Third, there are several reasources that can help people learn about SSGs. Among them are:

[1] Better Investing.org has a new feature for members called the monthly Online Stock Study which takes you through completing a SSG for specific companies (three so far: on SPLS, PG and COH);

[2] BI membership provides a monthly magazine which features 4 stocks every month, and I try my best to SSG all of them;

[3] BI sells a Stock Selection Handbook ($15) that is thorough and readable, and local Chapters teach SSG classes all the time for a modest fee;

[4] BI also runs the separate I-Club-List (free to the public) where you can ask and answer investing questions, especially SSG questions;

[5] StockCentral.com has ticker-based discussion forums and extensive resources, geared to long-term BI/NAIC-type investing, and you can get a 45 day free trial.

Fourth, data…even historical data…differs at different websites as they all make different adjustments to present what they think is the “best” picture of company operations. Data differences are just a (messy) fact of investing life.

Fifth and last, the heart and soul of the SSG is judgment, hopefully good judgment. Many BI/NAIC gurus advocate a bunch of rules about judgment, such as NEVER estimate EPS more than 20% for the next 5 years, NEVER project a High PE greater than 30, NEVER project a low PE greater than 20, NEVER wind up with a PEG ratio greater than 1.5 (or 1.7, or 2.0). I reject those rules as arbitrary and unreasonable, because one rule or one number does not fit all stocks.
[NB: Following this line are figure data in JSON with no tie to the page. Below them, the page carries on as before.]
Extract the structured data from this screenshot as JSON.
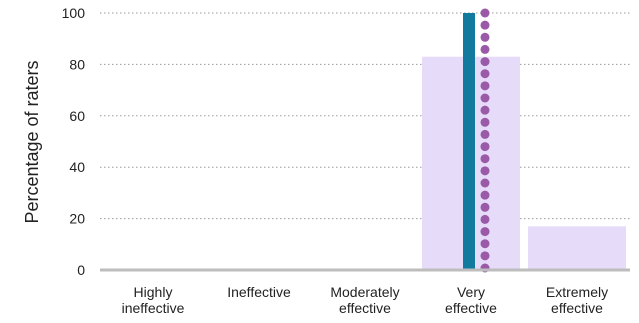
{
  "chart_data": {
    "type": "bar",
    "categories": [
      [
        "Highly",
        "ineffective"
      ],
      [
        "Ineffective"
      ],
      [
        "Moderately",
        "effective"
      ],
      [
        "Very",
        "effective"
      ],
      [
        "Extremely",
        "effective"
      ]
    ],
    "series": [
      {
        "kind": "bar",
        "color": "#e6dcfa",
        "values": [
          0,
          0,
          0,
          83,
          17
        ]
      },
      {
        "kind": "narrow-bar",
        "color": "#127a9e",
        "values": [
          0,
          0,
          0,
          100,
          0
        ]
      },
      {
        "kind": "dots",
        "color": "#9a5aa8",
        "values": [
          0,
          0,
          0,
          100,
          0
        ]
      }
    ],
    "yticks": [
      0,
      20,
      40,
      60,
      80,
      100
    ],
    "ylim": [
      0,
      100
    ],
    "title": "",
    "xlabel": "",
    "ylabel": "Percentage of raters",
    "grid": "horizontal-dotted"
  }
}
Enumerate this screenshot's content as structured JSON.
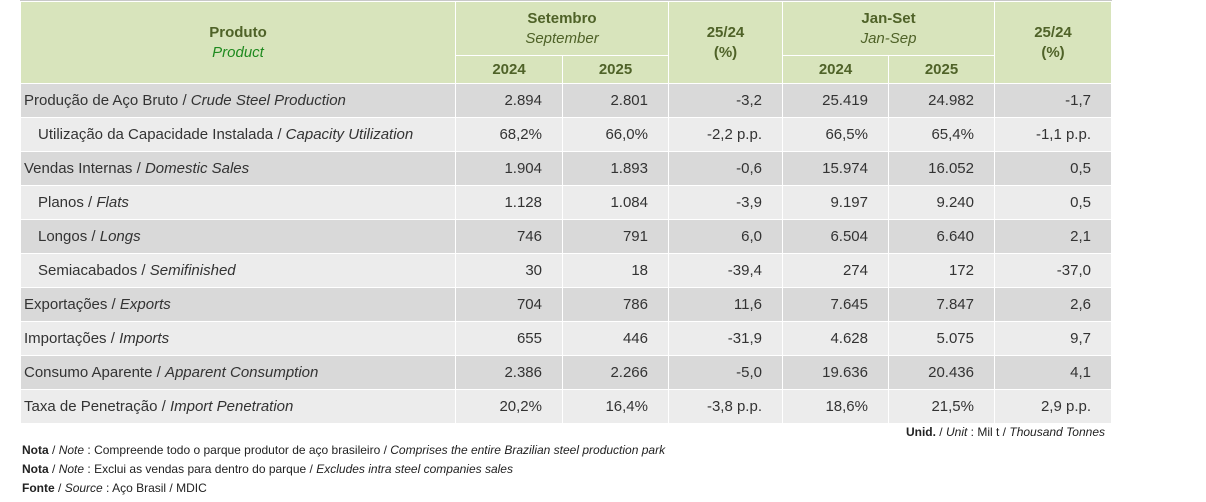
{
  "header": {
    "product": "Produto",
    "product_en": "Product",
    "month": "Setembro",
    "month_en": "September",
    "ytd": "Jan-Set",
    "ytd_en": "Jan-Sep",
    "var": "25/24",
    "var_unit": "(%)",
    "y1": "2024",
    "y2": "2025"
  },
  "rows": [
    {
      "label": "Produção de Aço Bruto",
      "label_en": "Crude Steel Production",
      "sub": false,
      "v": [
        "2.894",
        "2.801",
        "-3,2",
        "25.419",
        "24.982",
        "-1,7"
      ]
    },
    {
      "label": "Utilização da Capacidade Instalada",
      "label_en": "Capacity Utilization",
      "sub": true,
      "v": [
        "68,2%",
        "66,0%",
        "-2,2 p.p.",
        "66,5%",
        "65,4%",
        "-1,1 p.p."
      ]
    },
    {
      "label": "Vendas Internas",
      "label_en": "Domestic Sales",
      "sub": false,
      "v": [
        "1.904",
        "1.893",
        "-0,6",
        "15.974",
        "16.052",
        "0,5"
      ]
    },
    {
      "label": "Planos",
      "label_en": "Flats",
      "sub": true,
      "v": [
        "1.128",
        "1.084",
        "-3,9",
        "9.197",
        "9.240",
        "0,5"
      ]
    },
    {
      "label": "Longos",
      "label_en": "Longs",
      "sub": true,
      "v": [
        "746",
        "791",
        "6,0",
        "6.504",
        "6.640",
        "2,1"
      ]
    },
    {
      "label": "Semiacabados",
      "label_en": "Semifinished",
      "sub": true,
      "v": [
        "30",
        "18",
        "-39,4",
        "274",
        "172",
        "-37,0"
      ]
    },
    {
      "label": "Exportações",
      "label_en": "Exports",
      "sub": false,
      "v": [
        "704",
        "786",
        "11,6",
        "7.645",
        "7.847",
        "2,6"
      ]
    },
    {
      "label": "Importações",
      "label_en": "Imports",
      "sub": false,
      "v": [
        "655",
        "446",
        "-31,9",
        "4.628",
        "5.075",
        "9,7"
      ]
    },
    {
      "label": "Consumo Aparente",
      "label_en": "Apparent Consumption",
      "sub": false,
      "v": [
        "2.386",
        "2.266",
        "-5,0",
        "19.636",
        "20.436",
        "4,1"
      ]
    },
    {
      "label": "Taxa de Penetração",
      "label_en": "Import Penetration",
      "sub": false,
      "v": [
        "20,2%",
        "16,4%",
        "-3,8 p.p.",
        "18,6%",
        "21,5%",
        "2,9 p.p."
      ]
    }
  ],
  "unit": {
    "label": "Unid.",
    "label_en": "Unit",
    "value": "Mil t",
    "value_en": "Thousand Tonnes"
  },
  "notes": [
    {
      "label": "Nota",
      "label_en": "Note",
      "text": "Compreende todo o parque produtor de aço brasileiro",
      "text_en": "Comprises the entire Brazilian steel production park"
    },
    {
      "label": "Nota",
      "label_en": "Note",
      "text": "Exclui as vendas para dentro do parque",
      "text_en": "Excludes intra steel companies sales"
    },
    {
      "label": "Fonte",
      "label_en": "Source",
      "text": "Aço Brasil / MDIC",
      "text_en": ""
    }
  ],
  "colors": {
    "header_bg": "#d8e4bc",
    "header_text": "#4f6228",
    "row_dark": "#d9d9d9",
    "row_light": "#ececec"
  }
}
– I have two general rules to test the reasonableness of my SSG judgments: (1) I try to make a reasonably conservative EPS estimate for the next 5 years which, for me, is most often the Reuters estimate less one Standard Deviation; and (2) I don’t want my SSG’s Forecast High Price to substantially exceed Value Line’s Estimated High Price.

– I’m willing to break these two rules on occasion, but only after I more fully research the company. Before I buy any stock, I read: the company’s latest 10K and 10Q reports, any Value Line and Morningstar report (which I get free from my library), and lots of news about the company, especially from Google Finance and the Motley Fool.

– The essence of my two general rules is that they involve a comparison to some investing authority. With judgment, there is no right or wrong, but there is good judgment and bad. For me, I define good judgment in terms of a comparison to some outside standard….and NEVER in terms of what my “gut” or what my “experience” tells me is reasonable or unreasonable. I ALWAYS want “good” reasons.